Un silenzio quasi surreale ha accolto, questa mattina, il non-dibattito all’Ars. La seduta, convocata da Micciché per comunicare le “dimissioni irrevocabili” di Musumeci (impegnato altrove), è durata mezz’ora scarsa. Il tempo utile a leggere le comunicazioni del governatore, anticipate ieri via social, e per tenere alcuni discorsi di commiato di fronte ai banchi del governo deserti. In aula, per la verità, un assessore c’era: ma Alessandro Aricò, nel duplice ruolo di capogruppo di Diventerà Bellissima, è intervenuto dagli scranni dei deputati per ribadire che le dimissioni di Musumeci sono “un gesto d’amore” nei confronti dei siciliani e che il presidente non c’è a causa di alcuni impegni istituzionali.
In un clima da liberi tutti, è stato Miccichè, citando Churchill, ad avanzare una riflessione sullo stato della democrazia: “E’ un concetto forte che, piaccia o no, non può venir meno all’interno di un parlamento. Non voglio dire che Musumeci non sia stato democratico, ma in questi anni non c’è stata la ricerca di tutto ciò che di positivo c’è nella democrazia”. “Sapete qual è il disastro degli ultimi decenni? Lo scontro fa poteri dello Stato – ha sentenziato Miccichè – Ma raramente è successo che il potere esecutivo si scontri con quello legislativo. Diciamoci la verità: in questa legislatura avremmo potuto essere più bravi, perché è venuto meno un rapporto leale di collaborazione e fiducia. Non sono certo che le responsabilità siano tutte del governo, ma da parte dell’esecutivo c’è stata una certa voglia di prevaricazione”, ha fatto notare il presidente dell’Ars.
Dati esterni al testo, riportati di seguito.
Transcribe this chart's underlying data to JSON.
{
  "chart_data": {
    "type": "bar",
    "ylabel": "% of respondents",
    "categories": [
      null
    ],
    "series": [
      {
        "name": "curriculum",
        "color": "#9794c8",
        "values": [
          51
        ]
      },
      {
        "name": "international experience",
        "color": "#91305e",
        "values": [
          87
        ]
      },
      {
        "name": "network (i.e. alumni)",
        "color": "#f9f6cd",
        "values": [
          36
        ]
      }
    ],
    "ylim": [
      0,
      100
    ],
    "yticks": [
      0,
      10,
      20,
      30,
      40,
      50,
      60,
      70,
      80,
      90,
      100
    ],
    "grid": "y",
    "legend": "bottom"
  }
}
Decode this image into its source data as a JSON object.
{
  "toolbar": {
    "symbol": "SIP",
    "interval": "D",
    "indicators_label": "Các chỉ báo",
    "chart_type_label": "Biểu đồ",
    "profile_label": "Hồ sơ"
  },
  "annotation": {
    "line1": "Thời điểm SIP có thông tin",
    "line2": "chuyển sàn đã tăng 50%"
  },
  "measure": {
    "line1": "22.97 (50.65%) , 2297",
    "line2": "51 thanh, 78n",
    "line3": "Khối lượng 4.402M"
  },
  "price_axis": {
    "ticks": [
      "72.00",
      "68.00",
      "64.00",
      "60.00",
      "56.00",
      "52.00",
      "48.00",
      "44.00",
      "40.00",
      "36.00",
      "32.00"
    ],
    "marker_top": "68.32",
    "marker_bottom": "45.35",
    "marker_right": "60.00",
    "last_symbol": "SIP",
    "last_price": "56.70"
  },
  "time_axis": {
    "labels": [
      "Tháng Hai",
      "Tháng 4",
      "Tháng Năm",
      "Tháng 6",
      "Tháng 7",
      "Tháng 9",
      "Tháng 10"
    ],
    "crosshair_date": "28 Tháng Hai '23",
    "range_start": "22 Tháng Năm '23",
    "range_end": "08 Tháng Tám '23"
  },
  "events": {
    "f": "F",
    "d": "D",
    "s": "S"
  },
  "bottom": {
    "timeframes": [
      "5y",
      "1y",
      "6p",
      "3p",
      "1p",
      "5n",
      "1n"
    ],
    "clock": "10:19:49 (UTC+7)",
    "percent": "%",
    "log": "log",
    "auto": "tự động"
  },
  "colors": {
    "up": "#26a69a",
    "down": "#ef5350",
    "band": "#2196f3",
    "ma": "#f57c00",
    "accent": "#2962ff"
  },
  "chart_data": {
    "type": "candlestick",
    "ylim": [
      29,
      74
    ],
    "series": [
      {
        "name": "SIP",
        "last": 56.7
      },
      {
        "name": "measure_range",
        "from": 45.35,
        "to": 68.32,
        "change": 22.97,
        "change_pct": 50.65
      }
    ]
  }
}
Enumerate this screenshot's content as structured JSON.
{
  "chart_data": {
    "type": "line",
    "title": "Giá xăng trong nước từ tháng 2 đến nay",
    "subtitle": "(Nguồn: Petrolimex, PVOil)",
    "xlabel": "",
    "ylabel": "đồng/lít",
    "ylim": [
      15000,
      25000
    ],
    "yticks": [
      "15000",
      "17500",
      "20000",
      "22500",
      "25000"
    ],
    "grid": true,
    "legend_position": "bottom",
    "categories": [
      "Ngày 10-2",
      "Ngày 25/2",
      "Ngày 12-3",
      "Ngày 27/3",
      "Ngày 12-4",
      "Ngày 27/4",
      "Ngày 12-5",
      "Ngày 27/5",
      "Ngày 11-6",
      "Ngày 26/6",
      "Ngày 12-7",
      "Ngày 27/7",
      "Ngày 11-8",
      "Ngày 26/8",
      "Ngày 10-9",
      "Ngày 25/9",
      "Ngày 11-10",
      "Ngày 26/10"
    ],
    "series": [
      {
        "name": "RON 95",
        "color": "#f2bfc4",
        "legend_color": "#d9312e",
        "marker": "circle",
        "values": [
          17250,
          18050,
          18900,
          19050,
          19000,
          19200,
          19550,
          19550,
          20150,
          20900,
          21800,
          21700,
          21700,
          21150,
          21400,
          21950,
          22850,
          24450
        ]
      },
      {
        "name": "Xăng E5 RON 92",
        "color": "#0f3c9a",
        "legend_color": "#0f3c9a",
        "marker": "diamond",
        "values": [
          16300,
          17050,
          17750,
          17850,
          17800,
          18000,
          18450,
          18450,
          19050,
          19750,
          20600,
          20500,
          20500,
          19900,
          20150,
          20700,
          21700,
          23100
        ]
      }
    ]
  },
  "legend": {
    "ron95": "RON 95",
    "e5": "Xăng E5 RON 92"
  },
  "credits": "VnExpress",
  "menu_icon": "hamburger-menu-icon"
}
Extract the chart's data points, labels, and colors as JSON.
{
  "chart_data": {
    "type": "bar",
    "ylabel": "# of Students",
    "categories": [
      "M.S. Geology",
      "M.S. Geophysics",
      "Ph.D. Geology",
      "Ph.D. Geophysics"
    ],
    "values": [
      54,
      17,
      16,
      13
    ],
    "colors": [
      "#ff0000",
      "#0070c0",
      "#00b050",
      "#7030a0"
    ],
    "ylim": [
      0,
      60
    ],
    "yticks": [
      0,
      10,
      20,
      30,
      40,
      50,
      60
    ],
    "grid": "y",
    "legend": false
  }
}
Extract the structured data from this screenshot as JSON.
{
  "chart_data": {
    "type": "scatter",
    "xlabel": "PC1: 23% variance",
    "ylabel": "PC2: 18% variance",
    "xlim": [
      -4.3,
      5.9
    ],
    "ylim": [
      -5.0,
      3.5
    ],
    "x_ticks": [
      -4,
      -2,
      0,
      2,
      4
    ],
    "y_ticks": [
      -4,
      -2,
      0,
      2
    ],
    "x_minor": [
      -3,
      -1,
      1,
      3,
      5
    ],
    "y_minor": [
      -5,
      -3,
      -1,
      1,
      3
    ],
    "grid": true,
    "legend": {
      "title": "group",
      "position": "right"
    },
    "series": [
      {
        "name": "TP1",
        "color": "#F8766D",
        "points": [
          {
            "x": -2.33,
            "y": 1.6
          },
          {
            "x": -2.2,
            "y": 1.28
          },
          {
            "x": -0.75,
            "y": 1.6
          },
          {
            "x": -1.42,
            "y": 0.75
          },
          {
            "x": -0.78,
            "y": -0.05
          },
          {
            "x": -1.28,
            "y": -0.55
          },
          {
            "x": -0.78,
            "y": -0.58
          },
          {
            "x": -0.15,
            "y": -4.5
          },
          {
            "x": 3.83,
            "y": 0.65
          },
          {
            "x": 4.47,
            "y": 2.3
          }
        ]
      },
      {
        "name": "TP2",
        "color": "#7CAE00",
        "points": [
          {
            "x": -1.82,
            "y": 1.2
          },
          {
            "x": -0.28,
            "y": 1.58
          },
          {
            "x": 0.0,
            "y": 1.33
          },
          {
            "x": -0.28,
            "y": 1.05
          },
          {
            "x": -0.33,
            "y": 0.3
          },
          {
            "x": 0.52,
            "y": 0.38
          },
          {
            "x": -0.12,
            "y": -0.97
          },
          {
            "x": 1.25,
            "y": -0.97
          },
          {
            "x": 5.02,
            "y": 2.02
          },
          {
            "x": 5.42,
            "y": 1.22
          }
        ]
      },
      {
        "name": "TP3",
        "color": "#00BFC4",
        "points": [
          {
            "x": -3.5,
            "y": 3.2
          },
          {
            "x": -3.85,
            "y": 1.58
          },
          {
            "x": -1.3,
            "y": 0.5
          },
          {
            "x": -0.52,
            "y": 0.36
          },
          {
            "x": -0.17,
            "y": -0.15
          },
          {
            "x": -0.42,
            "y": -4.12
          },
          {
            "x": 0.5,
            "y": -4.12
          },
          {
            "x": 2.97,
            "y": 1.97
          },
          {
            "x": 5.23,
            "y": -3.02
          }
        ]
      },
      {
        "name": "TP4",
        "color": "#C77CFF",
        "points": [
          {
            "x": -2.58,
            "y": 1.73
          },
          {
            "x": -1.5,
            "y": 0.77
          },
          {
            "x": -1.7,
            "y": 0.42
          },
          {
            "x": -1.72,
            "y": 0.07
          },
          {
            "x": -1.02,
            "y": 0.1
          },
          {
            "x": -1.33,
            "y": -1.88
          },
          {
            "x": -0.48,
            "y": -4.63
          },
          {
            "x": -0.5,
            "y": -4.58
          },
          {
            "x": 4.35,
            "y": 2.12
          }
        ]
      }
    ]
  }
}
Niente toni forti. Ma i concetti risuonano chiari: “L’esecutivo, in linea generale, fa delle proposte ma poi si adegua a quello che decide il parlamento. E’ così che funziona… Invece mi hanno rinfacciato di aver dato priorità alle prerogative del parlamento piuttosto che a quelle del governo. E non può esserci questo scontro ogni volta che qualcuno chiede il voto segreto: non piace neanche me, ma fa parte della democrazia. Inoltre, mi sono trovato contrarie persone che fino alla scorsa legislatura erano a favore”, ha sottolineato riferendosi a Musumeci e al suo gruppo. E ancora, evidenziando l’onestà istituzionale del rapporto coi suoi uffici, Miccichè ha assestato l’ultima bordata: “Non è che perché sei presidente comandi, non funziona così. Serve rispetto nei confronti degli altri”.
Da Catania, dove ha partecipato alla posa della prima pietra della nuova cittadella giudiziaria, Musumeci è tornato sui dissidi con il rivale: “Il candidato del centrodestra è il presidente della Regione Siciliana uscente. Fino a quando la coalizione non dirà ‘no, Musumeci non può essere, ce n’è un altro’”. E ancora: “Siamo con lo stesso governo dall’inizio, con gli stessi assessori. Abbiamo fatto giunta ieri e un’altra ce ne sarà lunedì. Abbiamo lavorato tranquillamente con l’impegno di sempre. La coalizione – ha aggiunto Musumeci – deve eventualmente trovare un candidato che non sia catanese, perché una delle accuse è questa, che sono catanese; che non sia antipatico, perché pare che io sia antipatico; che non sia alto 1,85. Quindi qualcuno con una statura un po’ più bassa, che non sia stato mai coerente idealmente, cioè che abbia fatto il saltimbanco, che abbia avuto problemi giudiziari, perché chi non li ha avuti non può fare il presidente della Regione. E’ facile o non è facile trovare un candidato…?”. Le solite paranoie.